Rep. Bill Taylor, R-Aiken, said the Senate’s rules that allow minority reports, in truth, allows one senator to have the power of the governor in vetoing the bill before it even gets fully debated and voted on by the General Assembly.
“I strenuously object to that process,” Taylor said. “House members, representatives, don’t have that ability, yet the archaic Senate rules allow for one senator to stop progress on legislation.”
For Taylor, the rule hits close to home. Earlier in March, a bill that would reform South Carolina’s Freedom of Information Act, or FOIA, was approved by the Senate Judiciary Committee with a 17-1 vote but has received a minority report and has been stalled ever since.
Sen. Margie Bright Matthews, D-Colleton – a new senator who won the District 45 seat in a special election after the death of Sen. Clementa Pinckney – placed the minority report on the bill.

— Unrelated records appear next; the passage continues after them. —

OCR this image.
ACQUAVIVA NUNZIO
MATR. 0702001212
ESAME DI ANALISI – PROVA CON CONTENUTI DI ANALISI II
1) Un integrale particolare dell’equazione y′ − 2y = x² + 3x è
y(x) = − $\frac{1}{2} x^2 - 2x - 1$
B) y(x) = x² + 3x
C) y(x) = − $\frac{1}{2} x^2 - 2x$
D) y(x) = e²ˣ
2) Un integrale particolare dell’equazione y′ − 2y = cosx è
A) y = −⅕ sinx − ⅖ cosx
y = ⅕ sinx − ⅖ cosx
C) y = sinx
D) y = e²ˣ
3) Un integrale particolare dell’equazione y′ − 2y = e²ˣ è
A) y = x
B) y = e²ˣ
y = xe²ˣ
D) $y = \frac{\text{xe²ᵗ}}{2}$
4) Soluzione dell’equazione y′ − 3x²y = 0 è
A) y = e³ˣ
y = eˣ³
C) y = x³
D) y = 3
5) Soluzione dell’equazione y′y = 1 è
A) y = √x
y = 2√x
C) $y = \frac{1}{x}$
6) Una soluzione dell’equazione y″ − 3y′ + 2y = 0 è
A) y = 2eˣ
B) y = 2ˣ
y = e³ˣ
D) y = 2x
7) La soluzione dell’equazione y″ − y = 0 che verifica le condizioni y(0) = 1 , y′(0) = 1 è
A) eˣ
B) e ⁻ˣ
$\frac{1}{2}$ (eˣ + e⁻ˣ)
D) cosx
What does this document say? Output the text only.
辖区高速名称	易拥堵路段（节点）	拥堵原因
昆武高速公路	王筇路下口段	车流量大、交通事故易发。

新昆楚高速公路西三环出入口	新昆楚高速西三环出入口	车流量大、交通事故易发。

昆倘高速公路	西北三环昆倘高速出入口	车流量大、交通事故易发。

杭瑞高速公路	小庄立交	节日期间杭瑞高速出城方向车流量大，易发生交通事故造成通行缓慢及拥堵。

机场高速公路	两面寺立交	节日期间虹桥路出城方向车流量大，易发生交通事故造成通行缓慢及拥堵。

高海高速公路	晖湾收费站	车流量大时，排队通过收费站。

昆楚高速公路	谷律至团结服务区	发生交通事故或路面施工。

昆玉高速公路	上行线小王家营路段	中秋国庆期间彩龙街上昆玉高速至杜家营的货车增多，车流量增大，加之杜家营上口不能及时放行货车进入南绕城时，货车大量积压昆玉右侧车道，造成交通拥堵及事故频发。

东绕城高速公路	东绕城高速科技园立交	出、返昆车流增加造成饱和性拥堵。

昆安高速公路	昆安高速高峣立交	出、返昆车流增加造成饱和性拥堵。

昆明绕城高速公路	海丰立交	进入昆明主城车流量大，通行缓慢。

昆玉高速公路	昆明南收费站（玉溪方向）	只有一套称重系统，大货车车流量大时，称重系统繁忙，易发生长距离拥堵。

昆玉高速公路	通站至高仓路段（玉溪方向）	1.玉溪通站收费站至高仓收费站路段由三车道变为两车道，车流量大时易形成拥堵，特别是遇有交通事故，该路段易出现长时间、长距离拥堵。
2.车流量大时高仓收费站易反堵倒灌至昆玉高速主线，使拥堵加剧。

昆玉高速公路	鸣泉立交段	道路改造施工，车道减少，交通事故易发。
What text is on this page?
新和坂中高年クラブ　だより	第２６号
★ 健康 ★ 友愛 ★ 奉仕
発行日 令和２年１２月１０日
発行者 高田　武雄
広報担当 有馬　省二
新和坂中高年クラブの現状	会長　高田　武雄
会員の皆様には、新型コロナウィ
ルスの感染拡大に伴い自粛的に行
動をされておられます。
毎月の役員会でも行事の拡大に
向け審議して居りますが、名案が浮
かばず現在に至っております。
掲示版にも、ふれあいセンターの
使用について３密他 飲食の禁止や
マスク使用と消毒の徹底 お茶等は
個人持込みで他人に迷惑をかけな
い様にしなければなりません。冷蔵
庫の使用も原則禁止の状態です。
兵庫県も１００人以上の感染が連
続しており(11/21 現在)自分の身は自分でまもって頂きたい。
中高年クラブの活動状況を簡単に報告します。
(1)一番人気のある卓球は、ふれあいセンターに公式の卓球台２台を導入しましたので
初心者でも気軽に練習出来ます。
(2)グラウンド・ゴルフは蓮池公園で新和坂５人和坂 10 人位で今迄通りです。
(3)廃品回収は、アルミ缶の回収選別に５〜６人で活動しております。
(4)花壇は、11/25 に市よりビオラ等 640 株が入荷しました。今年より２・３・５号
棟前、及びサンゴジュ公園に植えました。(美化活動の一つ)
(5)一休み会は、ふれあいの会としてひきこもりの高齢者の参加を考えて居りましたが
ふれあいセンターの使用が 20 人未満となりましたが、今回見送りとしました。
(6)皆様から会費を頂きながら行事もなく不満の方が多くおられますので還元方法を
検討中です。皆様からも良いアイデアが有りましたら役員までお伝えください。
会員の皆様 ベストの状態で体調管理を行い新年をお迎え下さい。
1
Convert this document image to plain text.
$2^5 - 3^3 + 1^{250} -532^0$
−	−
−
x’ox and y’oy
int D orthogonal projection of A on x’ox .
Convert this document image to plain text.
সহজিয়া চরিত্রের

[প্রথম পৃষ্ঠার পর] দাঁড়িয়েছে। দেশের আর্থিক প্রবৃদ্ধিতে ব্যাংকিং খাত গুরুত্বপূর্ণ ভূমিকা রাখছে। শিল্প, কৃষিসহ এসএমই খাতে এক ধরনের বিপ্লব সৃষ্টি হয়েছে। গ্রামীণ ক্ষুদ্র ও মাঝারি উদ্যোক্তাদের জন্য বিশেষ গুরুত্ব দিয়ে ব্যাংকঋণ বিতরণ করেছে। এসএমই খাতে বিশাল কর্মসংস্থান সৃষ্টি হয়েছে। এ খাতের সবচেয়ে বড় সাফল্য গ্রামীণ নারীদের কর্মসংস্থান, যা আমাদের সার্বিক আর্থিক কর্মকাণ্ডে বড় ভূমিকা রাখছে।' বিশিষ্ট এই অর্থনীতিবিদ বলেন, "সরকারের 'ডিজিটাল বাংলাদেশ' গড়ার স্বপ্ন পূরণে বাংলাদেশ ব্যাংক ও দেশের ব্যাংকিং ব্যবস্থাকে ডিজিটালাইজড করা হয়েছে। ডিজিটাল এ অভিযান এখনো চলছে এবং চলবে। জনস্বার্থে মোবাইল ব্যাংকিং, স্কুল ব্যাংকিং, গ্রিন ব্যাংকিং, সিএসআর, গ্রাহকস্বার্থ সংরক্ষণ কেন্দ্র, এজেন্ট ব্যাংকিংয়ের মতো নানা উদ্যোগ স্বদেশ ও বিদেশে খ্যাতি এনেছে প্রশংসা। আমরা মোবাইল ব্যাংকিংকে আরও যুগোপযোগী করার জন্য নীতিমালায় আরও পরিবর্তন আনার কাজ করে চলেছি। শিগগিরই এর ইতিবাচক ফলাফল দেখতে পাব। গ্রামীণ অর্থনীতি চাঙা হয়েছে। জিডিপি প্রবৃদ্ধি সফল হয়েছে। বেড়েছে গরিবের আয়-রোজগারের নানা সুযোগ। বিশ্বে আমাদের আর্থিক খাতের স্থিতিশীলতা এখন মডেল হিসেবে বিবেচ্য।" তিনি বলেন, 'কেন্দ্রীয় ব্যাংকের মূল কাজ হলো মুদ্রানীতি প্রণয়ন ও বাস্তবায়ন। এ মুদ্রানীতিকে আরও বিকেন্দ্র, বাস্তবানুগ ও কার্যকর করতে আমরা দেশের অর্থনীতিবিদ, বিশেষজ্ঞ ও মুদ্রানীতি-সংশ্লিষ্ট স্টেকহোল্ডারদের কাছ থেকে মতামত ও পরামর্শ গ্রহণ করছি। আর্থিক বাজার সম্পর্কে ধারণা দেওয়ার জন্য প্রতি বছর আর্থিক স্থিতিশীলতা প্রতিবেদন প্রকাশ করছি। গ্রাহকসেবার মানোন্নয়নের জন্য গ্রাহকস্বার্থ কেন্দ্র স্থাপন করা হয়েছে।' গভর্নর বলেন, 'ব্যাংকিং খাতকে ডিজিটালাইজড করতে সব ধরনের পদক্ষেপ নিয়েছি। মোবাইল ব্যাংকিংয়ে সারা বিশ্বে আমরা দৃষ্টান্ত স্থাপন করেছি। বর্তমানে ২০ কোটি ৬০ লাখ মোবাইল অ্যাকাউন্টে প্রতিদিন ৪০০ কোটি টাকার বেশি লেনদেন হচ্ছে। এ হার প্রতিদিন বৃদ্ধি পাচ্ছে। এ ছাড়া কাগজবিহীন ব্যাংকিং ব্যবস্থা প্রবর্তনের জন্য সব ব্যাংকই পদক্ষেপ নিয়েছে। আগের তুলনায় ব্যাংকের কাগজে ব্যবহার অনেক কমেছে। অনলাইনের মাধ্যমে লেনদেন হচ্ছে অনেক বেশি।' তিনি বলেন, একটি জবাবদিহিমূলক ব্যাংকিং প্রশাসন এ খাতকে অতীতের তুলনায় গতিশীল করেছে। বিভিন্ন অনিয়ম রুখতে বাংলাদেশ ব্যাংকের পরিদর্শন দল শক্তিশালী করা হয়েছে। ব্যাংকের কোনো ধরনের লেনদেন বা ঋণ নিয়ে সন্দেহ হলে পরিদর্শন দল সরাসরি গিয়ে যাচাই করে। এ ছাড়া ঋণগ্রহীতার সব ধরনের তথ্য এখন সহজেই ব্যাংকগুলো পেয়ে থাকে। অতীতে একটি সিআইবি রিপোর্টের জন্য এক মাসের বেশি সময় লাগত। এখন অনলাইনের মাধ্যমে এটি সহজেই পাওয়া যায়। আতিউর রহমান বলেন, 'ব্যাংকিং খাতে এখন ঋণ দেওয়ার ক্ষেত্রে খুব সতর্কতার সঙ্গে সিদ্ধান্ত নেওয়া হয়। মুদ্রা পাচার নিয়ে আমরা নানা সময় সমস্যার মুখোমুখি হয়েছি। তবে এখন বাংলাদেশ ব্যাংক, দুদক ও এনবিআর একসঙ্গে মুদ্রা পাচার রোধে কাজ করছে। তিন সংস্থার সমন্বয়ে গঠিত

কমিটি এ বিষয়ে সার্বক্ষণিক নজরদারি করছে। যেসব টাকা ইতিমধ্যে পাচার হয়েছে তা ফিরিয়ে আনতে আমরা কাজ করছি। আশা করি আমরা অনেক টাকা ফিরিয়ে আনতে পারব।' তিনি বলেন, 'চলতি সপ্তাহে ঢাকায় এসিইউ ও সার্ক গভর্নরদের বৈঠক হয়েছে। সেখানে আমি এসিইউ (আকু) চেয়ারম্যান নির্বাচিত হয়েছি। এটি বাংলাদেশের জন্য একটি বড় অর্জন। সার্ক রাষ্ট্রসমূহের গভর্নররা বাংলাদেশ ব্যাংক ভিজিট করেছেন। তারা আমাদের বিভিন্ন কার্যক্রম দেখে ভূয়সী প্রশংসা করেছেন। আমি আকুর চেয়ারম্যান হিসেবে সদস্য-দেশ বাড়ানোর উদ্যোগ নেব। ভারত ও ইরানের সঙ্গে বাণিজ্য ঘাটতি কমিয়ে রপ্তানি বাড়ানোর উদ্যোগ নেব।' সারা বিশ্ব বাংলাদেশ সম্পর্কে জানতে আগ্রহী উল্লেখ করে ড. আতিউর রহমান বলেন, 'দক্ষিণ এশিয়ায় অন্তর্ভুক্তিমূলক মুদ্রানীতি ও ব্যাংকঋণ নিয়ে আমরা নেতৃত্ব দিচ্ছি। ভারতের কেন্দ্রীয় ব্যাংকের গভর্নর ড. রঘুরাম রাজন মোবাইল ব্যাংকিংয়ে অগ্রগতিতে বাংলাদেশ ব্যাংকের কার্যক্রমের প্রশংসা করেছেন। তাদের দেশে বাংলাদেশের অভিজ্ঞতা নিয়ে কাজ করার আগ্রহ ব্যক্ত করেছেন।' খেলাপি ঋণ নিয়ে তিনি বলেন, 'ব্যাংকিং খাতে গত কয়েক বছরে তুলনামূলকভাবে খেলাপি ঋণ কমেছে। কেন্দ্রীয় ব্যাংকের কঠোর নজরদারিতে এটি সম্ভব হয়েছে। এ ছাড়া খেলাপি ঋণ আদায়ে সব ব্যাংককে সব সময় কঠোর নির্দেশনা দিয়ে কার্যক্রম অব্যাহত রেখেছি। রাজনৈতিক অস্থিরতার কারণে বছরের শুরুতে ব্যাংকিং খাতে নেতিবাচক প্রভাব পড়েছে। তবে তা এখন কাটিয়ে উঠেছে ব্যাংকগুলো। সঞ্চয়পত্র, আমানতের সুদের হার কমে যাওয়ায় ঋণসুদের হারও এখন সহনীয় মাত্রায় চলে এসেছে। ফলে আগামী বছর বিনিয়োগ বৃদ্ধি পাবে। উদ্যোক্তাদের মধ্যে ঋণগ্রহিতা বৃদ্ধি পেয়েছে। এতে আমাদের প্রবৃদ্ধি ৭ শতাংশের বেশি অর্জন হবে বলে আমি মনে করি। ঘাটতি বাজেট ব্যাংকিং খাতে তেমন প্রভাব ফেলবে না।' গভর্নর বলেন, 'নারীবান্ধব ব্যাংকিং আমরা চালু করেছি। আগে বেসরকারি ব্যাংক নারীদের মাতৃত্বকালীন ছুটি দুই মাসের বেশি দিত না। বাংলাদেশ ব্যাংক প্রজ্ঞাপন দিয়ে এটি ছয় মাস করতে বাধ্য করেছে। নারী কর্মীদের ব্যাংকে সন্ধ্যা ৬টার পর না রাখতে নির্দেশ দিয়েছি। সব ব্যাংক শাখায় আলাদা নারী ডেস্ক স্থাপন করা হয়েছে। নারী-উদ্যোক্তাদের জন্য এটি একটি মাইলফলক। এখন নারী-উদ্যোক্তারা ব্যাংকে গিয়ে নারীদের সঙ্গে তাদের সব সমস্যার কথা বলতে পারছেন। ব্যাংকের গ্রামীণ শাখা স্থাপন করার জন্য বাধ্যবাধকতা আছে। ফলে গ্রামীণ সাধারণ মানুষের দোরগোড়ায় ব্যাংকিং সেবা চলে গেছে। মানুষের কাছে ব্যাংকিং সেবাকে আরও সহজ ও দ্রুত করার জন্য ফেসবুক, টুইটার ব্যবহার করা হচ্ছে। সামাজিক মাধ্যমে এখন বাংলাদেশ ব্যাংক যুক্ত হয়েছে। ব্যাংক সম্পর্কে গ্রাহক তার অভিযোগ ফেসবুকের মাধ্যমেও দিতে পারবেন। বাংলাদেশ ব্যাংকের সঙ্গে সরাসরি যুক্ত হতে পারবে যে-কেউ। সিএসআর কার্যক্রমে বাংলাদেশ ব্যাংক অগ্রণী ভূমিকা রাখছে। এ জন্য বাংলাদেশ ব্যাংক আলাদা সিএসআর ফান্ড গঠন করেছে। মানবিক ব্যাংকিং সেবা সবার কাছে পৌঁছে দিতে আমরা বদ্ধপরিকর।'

Taylor said the reason for her minority report is unclear; however, the Greenville News reported following the vote Matthews “thinks the emphasis in creating searching and copying fees should be on what is best for local citizens, not on what’s best for news media.” Matthews also expressed concern about the differences in cost for rural counties to produce records versus more urban areas, the newspaper reported.
Taylor has said the FOIA bill has received more than 20 hearings in both the House and Senate this session.
He also objects to the minority report on S. 429.
“Let the bill go forward and be debated and voted on,” Taylor said. “Lord knows in the Senate, they know how to debate. There’s no shortage on debate there.”
Ultimately, to Howard, the bill is about “fixing a loophole” when it comes to the definitions of injury.
“If I’m on duty and I break an ankle, no body would question putting me in an ambulance, driving me to the ER, and getting me rehabbed and fixed up,” he said. “The difference between breaking an ankle and PTSD is that the suicide rates are astronomical.”
According to the South Carolina Revenue and Fiscal Affairs Office, the State Accident Fund could not determine an estimate for the expenditure impact on the General Fund as costs would depend on the number of workers’ compensation claims filed in a given year.
Estimates from the Municipal Association and counties on increased premium costs and incurred claims expenses show the bill would have a local expenditure impact on local and county governments of $1,950,000 to $5,475,000 in fiscal year 2015-16, the Revenue and Fiscal Affairs Office reported.